Perdemos
na semana passada a pessoa única e inimitável de Giuseppe Baccaro, falecido aos
86 anos num hospital do Recife.
Para
a imprensa em geral, nos obituários que li agora, ele era um artista, um marchand e colecionador de artes,
italiano, radicado no Brasil desde os vinte e poucos anos, um sujeito ligado
desde sempre ao mundo das artes plásticas.

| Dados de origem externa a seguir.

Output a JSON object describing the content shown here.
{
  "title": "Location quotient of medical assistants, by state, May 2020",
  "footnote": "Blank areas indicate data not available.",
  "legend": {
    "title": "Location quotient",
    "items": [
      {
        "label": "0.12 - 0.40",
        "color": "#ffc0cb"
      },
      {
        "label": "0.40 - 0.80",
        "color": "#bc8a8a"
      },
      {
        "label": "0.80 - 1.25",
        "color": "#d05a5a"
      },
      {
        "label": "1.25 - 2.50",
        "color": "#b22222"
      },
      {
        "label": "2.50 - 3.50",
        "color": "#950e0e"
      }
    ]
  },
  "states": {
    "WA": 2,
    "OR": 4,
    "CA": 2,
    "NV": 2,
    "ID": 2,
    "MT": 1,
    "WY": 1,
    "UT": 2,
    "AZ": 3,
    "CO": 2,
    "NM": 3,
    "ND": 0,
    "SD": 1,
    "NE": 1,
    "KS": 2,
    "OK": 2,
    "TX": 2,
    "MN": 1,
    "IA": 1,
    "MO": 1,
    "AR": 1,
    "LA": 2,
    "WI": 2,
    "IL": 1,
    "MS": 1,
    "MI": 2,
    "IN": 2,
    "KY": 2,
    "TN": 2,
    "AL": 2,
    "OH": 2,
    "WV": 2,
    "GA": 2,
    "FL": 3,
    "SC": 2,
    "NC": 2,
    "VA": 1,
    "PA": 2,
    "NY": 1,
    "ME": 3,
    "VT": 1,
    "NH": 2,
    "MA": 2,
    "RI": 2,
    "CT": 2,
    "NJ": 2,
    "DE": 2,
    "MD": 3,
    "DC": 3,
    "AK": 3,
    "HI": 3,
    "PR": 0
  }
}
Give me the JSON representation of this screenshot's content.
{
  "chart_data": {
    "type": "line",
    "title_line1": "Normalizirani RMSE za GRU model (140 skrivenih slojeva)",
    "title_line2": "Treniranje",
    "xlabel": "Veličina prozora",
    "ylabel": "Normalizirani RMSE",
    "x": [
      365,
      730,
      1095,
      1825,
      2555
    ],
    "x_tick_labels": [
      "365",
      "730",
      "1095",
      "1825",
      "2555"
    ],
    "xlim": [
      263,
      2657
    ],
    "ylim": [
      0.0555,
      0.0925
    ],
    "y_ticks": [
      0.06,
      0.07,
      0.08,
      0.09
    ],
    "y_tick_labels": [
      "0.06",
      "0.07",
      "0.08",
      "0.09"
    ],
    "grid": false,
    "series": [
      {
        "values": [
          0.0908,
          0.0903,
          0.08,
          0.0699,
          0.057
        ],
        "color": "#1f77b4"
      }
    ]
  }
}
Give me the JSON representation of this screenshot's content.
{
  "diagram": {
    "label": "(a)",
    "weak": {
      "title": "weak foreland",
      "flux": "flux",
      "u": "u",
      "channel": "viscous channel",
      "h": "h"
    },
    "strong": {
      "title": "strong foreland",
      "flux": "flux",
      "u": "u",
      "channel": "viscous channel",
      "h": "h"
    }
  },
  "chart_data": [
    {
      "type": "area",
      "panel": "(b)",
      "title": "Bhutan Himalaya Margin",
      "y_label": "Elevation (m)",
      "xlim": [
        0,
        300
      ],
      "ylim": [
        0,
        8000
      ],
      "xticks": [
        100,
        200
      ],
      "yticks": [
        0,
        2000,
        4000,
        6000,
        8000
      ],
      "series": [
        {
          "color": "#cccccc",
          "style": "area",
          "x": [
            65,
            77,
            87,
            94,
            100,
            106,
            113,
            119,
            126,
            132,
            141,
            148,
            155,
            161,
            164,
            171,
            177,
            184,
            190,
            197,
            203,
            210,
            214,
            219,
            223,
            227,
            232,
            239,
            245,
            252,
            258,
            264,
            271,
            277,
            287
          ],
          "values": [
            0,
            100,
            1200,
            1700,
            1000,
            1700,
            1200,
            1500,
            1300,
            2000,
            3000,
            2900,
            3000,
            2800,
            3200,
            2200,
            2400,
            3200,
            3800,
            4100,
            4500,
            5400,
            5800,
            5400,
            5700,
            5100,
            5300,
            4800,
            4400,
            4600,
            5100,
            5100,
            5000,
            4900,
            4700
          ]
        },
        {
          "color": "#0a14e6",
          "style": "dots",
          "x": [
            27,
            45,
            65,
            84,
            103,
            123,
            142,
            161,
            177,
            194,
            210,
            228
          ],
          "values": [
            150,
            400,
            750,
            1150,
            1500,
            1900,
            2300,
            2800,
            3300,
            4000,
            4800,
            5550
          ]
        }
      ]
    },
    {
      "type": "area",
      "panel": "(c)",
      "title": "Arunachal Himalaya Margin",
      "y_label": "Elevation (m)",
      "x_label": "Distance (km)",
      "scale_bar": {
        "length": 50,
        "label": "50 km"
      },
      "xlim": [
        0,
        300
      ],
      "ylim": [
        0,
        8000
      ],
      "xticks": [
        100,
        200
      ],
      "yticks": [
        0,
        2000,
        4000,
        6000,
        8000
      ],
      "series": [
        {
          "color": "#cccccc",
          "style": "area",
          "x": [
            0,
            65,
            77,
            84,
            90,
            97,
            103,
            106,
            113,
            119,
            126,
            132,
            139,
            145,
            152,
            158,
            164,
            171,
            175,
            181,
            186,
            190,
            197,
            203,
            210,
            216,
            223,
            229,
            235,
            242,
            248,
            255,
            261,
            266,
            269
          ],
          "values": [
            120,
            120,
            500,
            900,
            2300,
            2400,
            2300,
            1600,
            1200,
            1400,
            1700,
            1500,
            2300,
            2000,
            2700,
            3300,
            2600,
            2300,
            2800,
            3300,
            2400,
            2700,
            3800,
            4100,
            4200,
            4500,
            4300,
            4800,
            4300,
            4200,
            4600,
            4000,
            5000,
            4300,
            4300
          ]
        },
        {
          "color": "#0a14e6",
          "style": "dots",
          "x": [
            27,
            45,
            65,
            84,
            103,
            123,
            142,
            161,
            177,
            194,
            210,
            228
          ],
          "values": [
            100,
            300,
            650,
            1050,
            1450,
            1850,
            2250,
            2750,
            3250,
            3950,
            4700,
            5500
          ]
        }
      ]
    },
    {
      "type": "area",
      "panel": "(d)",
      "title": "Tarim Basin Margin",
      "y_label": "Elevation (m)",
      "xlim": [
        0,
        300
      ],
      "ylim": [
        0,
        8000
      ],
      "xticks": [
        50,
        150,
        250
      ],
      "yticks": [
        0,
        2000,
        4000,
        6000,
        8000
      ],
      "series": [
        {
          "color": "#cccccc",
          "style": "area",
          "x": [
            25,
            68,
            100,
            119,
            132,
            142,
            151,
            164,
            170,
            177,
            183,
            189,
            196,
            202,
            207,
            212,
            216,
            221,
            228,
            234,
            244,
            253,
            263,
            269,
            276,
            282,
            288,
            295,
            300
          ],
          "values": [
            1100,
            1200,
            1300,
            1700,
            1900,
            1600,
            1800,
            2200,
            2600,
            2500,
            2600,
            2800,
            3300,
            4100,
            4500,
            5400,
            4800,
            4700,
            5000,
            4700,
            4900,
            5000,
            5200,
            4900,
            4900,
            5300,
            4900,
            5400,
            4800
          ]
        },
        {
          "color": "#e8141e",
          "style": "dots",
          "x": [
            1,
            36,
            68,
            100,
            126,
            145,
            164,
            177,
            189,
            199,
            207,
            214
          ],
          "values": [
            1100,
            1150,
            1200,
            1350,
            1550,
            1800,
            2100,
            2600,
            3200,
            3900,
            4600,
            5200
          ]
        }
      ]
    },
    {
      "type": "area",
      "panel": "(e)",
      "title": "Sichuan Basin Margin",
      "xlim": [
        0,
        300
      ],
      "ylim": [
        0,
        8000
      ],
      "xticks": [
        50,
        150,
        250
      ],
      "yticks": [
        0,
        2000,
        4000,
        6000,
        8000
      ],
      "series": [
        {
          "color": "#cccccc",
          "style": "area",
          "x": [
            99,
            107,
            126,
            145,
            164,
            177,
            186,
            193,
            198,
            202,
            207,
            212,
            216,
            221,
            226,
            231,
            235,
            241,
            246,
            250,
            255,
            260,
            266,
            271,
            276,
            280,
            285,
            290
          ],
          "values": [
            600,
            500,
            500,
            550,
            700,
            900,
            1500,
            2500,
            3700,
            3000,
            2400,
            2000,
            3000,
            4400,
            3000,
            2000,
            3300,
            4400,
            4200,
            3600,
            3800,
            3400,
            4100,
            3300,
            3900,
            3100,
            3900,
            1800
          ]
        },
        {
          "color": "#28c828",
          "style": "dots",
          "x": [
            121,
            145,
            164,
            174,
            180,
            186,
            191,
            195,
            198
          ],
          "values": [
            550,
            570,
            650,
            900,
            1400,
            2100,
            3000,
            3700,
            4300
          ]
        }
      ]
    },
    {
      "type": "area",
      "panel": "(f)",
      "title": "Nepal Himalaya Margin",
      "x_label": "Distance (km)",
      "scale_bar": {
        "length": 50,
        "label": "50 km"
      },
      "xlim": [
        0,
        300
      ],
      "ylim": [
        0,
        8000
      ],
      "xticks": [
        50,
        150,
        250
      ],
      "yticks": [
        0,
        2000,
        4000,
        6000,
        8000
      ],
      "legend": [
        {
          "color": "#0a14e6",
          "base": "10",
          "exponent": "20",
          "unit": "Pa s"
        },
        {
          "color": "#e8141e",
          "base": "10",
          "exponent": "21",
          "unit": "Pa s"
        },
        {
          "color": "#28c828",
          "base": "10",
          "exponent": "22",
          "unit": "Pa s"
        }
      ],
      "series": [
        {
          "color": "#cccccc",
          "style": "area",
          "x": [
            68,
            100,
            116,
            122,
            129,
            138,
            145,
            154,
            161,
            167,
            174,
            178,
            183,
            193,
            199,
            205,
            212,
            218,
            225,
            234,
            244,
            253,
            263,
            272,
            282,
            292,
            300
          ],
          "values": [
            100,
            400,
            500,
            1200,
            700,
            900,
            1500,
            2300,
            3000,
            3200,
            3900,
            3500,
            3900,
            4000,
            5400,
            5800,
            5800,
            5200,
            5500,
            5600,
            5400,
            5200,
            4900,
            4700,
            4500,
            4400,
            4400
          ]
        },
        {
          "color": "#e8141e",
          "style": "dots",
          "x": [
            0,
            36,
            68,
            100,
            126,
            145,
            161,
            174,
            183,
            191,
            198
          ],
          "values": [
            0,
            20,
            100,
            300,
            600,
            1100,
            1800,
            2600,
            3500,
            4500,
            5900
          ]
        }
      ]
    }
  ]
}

Passou uma longa temporada em São
Paulo, e se fixou por volta de 1970 em Olinda, onde criou a Casa das Crianças
de Olinda, uma entidade assistencial.
O
outro lado de Baccaro é a sua ligação com o cordel, a cantoria de viola, a
xilogravura, outras formas de poesia popular.
Foi
por essa via que nos conhecemos, por volta de 1976, quando ele realizava (praticamente
sozinho) um festival de violeiros em Olinda e eu trabalhava no Congresso
Nacional de Violeiros, de Campina Grande. Ele nos visitou certa vez, para ver o
Congresso, e começamos aí um diálogo que durou muito tempo.
Havia
uma certa hierarquia na relação. Baccaro era 20 anos mais velho do que eu, que
não passava de um estudante universitário, um diletante que sabia preparar bons
motes. Ele tinha o poder econômico, mas, muito mais do que isso, tinha “a Força”.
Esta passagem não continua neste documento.